Menteri Keuangan Purbaya Yudhi Sadewa menjelaskan bahwa peluang untuk mencapai angka pertumbuhan tersebut masih sangat terbuka luas. Dilansir dari Money, otoritas keuangan memiliki waktu hingga akhir Juni untuk mengoptimalkan seluruh instrumen kebijakan yang ada.
"Kita akan dorong ke sana (5,7%). Masih ada Mei dan Juni, nanti kita lihat data dan kasih dorongan lagi ke ekonomi," ujar Purbaya, Menteri Keuangan.

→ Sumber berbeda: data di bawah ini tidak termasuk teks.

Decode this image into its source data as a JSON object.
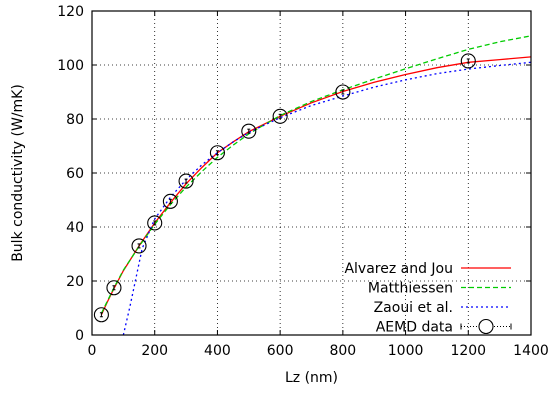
{
  "chart_data": {
    "type": "line",
    "title": "",
    "xlabel": "Lz (nm)",
    "ylabel": "Bulk conductivity (W/mK)",
    "xlim": [
      0,
      1400
    ],
    "ylim": [
      0,
      120
    ],
    "xticks": [
      0,
      200,
      400,
      600,
      800,
      1000,
      1200,
      1400
    ],
    "yticks": [
      0,
      20,
      40,
      60,
      80,
      100,
      120
    ],
    "grid": true,
    "legend_position": "bottom-right",
    "series": [
      {
        "name": "Alvarez and Jou",
        "kind": "line",
        "color": "#ff0000",
        "dash": "solid",
        "x": [
          30,
          50,
          70,
          100,
          150,
          200,
          250,
          300,
          350,
          400,
          450,
          500,
          600,
          700,
          800,
          900,
          1000,
          1100,
          1200,
          1300,
          1400
        ],
        "y": [
          7.5,
          12.5,
          17.2,
          23.8,
          33.0,
          41.5,
          49.0,
          56.0,
          62.0,
          67.5,
          71.5,
          75.3,
          81.0,
          86.0,
          90.2,
          93.6,
          96.5,
          99.0,
          101.0,
          102.0,
          103.0
        ]
      },
      {
        "name": "Matthiessen",
        "kind": "line",
        "color": "#00cc00",
        "dash": "dashed",
        "x": [
          30,
          50,
          70,
          100,
          150,
          200,
          250,
          300,
          350,
          400,
          450,
          500,
          600,
          700,
          800,
          900,
          1000,
          1100,
          1200,
          1300,
          1400
        ],
        "y": [
          8.0,
          12.8,
          17.5,
          24.0,
          32.8,
          41.0,
          48.3,
          54.8,
          60.5,
          65.8,
          70.3,
          74.5,
          81.3,
          86.5,
          90.8,
          94.8,
          98.6,
          102.3,
          105.8,
          108.6,
          110.8
        ]
      },
      {
        "name": "Zaoui et al.",
        "kind": "line",
        "color": "#0000ff",
        "dash": "dotted",
        "x": [
          100,
          120,
          140,
          160,
          200,
          250,
          300,
          350,
          400,
          450,
          500,
          600,
          700,
          800,
          900,
          1000,
          1100,
          1200,
          1300,
          1400
        ],
        "y": [
          0,
          10,
          21,
          32,
          43,
          51,
          57.5,
          63.0,
          67.5,
          71.5,
          75.0,
          80.5,
          85.0,
          88.5,
          91.8,
          94.5,
          96.8,
          98.5,
          99.8,
          101.0
        ]
      },
      {
        "name": "AEMD data",
        "kind": "points",
        "color": "#000000",
        "x": [
          30,
          70,
          150,
          200,
          250,
          300,
          400,
          500,
          600,
          800,
          1200
        ],
        "y": [
          7.5,
          17.5,
          33.0,
          41.5,
          49.5,
          57.0,
          67.5,
          75.5,
          81.0,
          90.0,
          101.5
        ]
      }
    ]
  }
}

Evaluasi terhadap data ekonomi akan dilakukan secara berkala untuk menentukan langkah lanjutan yang diperlukan. Pemerintah membuka opsi pemberian stimulus tambahan apabila ditemukan indikasi perlambatan aktivitas ekonomi dalam beberapa bulan ke depan.

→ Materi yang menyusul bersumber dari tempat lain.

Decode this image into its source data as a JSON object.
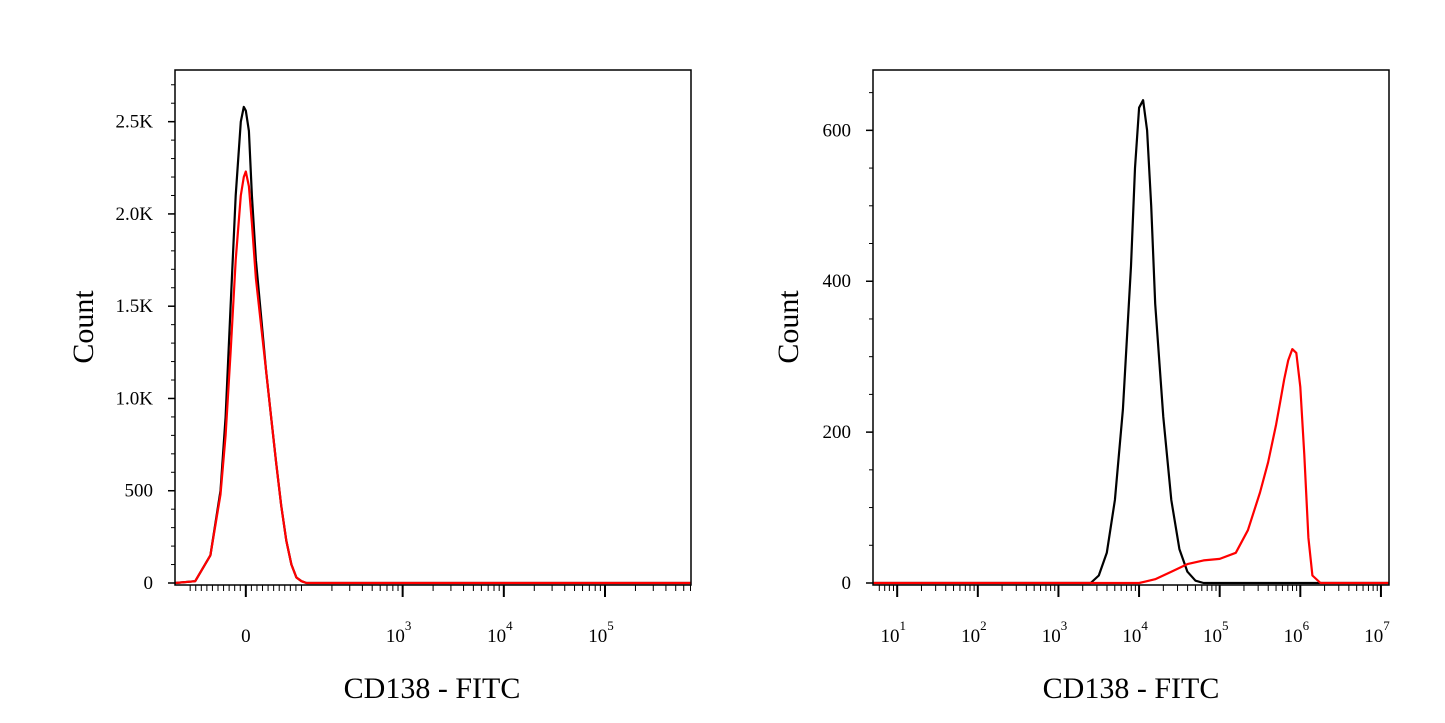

Strategi utama yang disiapkan mencakup percepatan realisasi belanja pada setiap kementerian dan lembaga negara. Upaya ini diproyeksikan dapat mempercepat distribusi likuiditas ke tengah masyarakat dan menjaga daya beli melalui bantuan tunai serta kebijakan pendukung lainnya.
Purbaya turut menyoroti pergerakan harga komoditas global, seperti minyak kelapa sawit (CPO), yang dinilai tidak selalu membawa dampak negatif bagi Indonesia. Penyesuaian domestik akibat kenaikan harga global akan dikelola melalui penguatan koordinasi lintas kementerian guna menjaga stabilitas harga.

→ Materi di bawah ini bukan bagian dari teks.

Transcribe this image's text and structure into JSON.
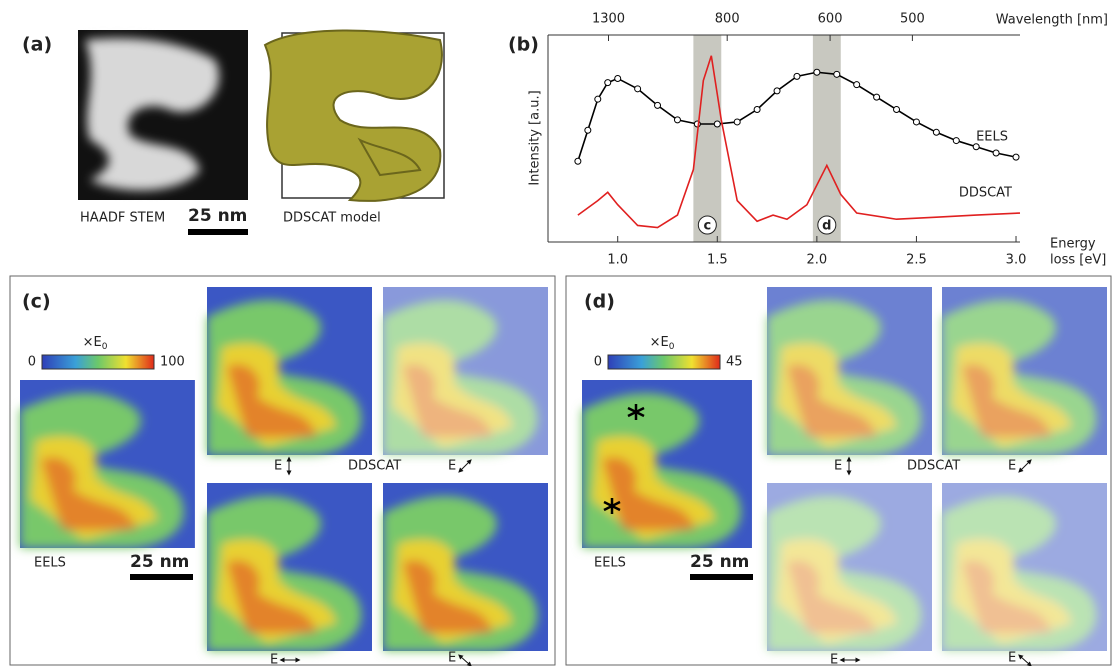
{
  "panel_a": {
    "label": "(a)",
    "stem_caption": "HAADF STEM",
    "scale": "25 nm",
    "model_caption": "DDSCAT model"
  },
  "chart_data": {
    "type": "line",
    "label": "(b)",
    "ylabel": "Intensity [a.u.]",
    "xlabel": [
      "Energy",
      "loss [eV]"
    ],
    "x2label": "Wavelength [nm]",
    "xlim": [
      0.65,
      3.02
    ],
    "ylim": [
      0,
      1
    ],
    "xticks": [
      {
        "value": 1,
        "label": "1.0"
      },
      1.5,
      {
        "value": 2,
        "label": "2.0"
      },
      2.5,
      {
        "value": 3,
        "label": "3.0"
      }
    ],
    "x2ticks": [
      1300,
      800,
      600,
      500
    ],
    "bands": [
      {
        "label": "c",
        "range": [
          1.38,
          1.52
        ]
      },
      {
        "label": "d",
        "range": [
          1.98,
          2.12
        ]
      }
    ],
    "series": [
      {
        "name": "EELS",
        "color": "#000000",
        "markers": true,
        "x": [
          0.8,
          0.85,
          0.9,
          0.95,
          1.0,
          1.1,
          1.2,
          1.3,
          1.4,
          1.5,
          1.6,
          1.7,
          1.8,
          1.9,
          2.0,
          2.1,
          2.2,
          2.3,
          2.4,
          2.5,
          2.6,
          2.7,
          2.8,
          2.9,
          3.0
        ],
        "values": [
          0.39,
          0.54,
          0.69,
          0.77,
          0.79,
          0.74,
          0.66,
          0.59,
          0.57,
          0.57,
          0.58,
          0.64,
          0.73,
          0.8,
          0.82,
          0.81,
          0.76,
          0.7,
          0.64,
          0.58,
          0.53,
          0.49,
          0.46,
          0.43,
          0.41
        ]
      },
      {
        "name": "DDSCAT",
        "color": "#e02020",
        "markers": false,
        "x": [
          0.8,
          0.9,
          0.95,
          1.0,
          1.1,
          1.2,
          1.3,
          1.38,
          1.43,
          1.47,
          1.52,
          1.6,
          1.7,
          1.78,
          1.85,
          1.95,
          2.05,
          2.12,
          2.2,
          2.4,
          2.6,
          2.8,
          3.02
        ],
        "values": [
          0.13,
          0.2,
          0.24,
          0.18,
          0.08,
          0.07,
          0.13,
          0.35,
          0.78,
          0.9,
          0.59,
          0.2,
          0.1,
          0.13,
          0.11,
          0.18,
          0.37,
          0.23,
          0.14,
          0.11,
          0.12,
          0.13,
          0.14
        ]
      }
    ]
  },
  "panel_c": {
    "label": "(c)",
    "colorbar": {
      "unit": "×E",
      "sub": "0",
      "min": 0,
      "max": 100
    },
    "eels": "EELS",
    "scale": "25 nm",
    "ddscat": "DDSCAT",
    "pol": [
      "E",
      "E",
      "E",
      "E"
    ]
  },
  "panel_d": {
    "label": "(d)",
    "colorbar": {
      "unit": "×E",
      "sub": "0",
      "min": 0,
      "max": 45
    },
    "eels": "EELS",
    "scale": "25 nm",
    "ddscat": "DDSCAT",
    "pol": [
      "E",
      "E",
      "E",
      "E"
    ]
  }
}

Dalam pengembangannya, pemerintah memilih untuk memaksimalkan program yang sudah berjalan dibandingkan meluncurkan kebijakan fiskal yang sepenuhnya baru. Fokus saat ini dialihkan pada optimalisasi sektor riil yang menyerap banyak tenaga kerja.
"Yang utama kita adalah memaksimalkan semua program di perekonomian berjalan dengan baik, bukan menambah stimulus baru," terang Purbaya, Menteri Keuangan.
Pemerintah meningkatkan komunikasi dengan para pelaku usaha untuk memetakan kendala lapangan, khususnya hambatan akses kredit pada industri tekstil dan alas kaki. Sektor ini dianggap masih memiliki potensi ekspor yang kuat jika mendapatkan dukungan pembiayaan yang tepat.
Optimalisasi peran lembaga keuangan seperti Lembaga Pembiayaan Ekspor Indonesia (LPEI) menjadi prioritas untuk menyediakan pinjaman bunga rendah bagi proyek prospektif. Penguatan dukungan juga akan disalurkan melalui PT Sarana Multi Infrastruktur (SMI) dan Pusat Investasi Pemerintah (PIP).
"Kalau memang menjanjikan, kita ingin menghidupkan semua industri yang bisa dihidupkan di dalam negeri," ujar Purbaya, Menteri Keuangan.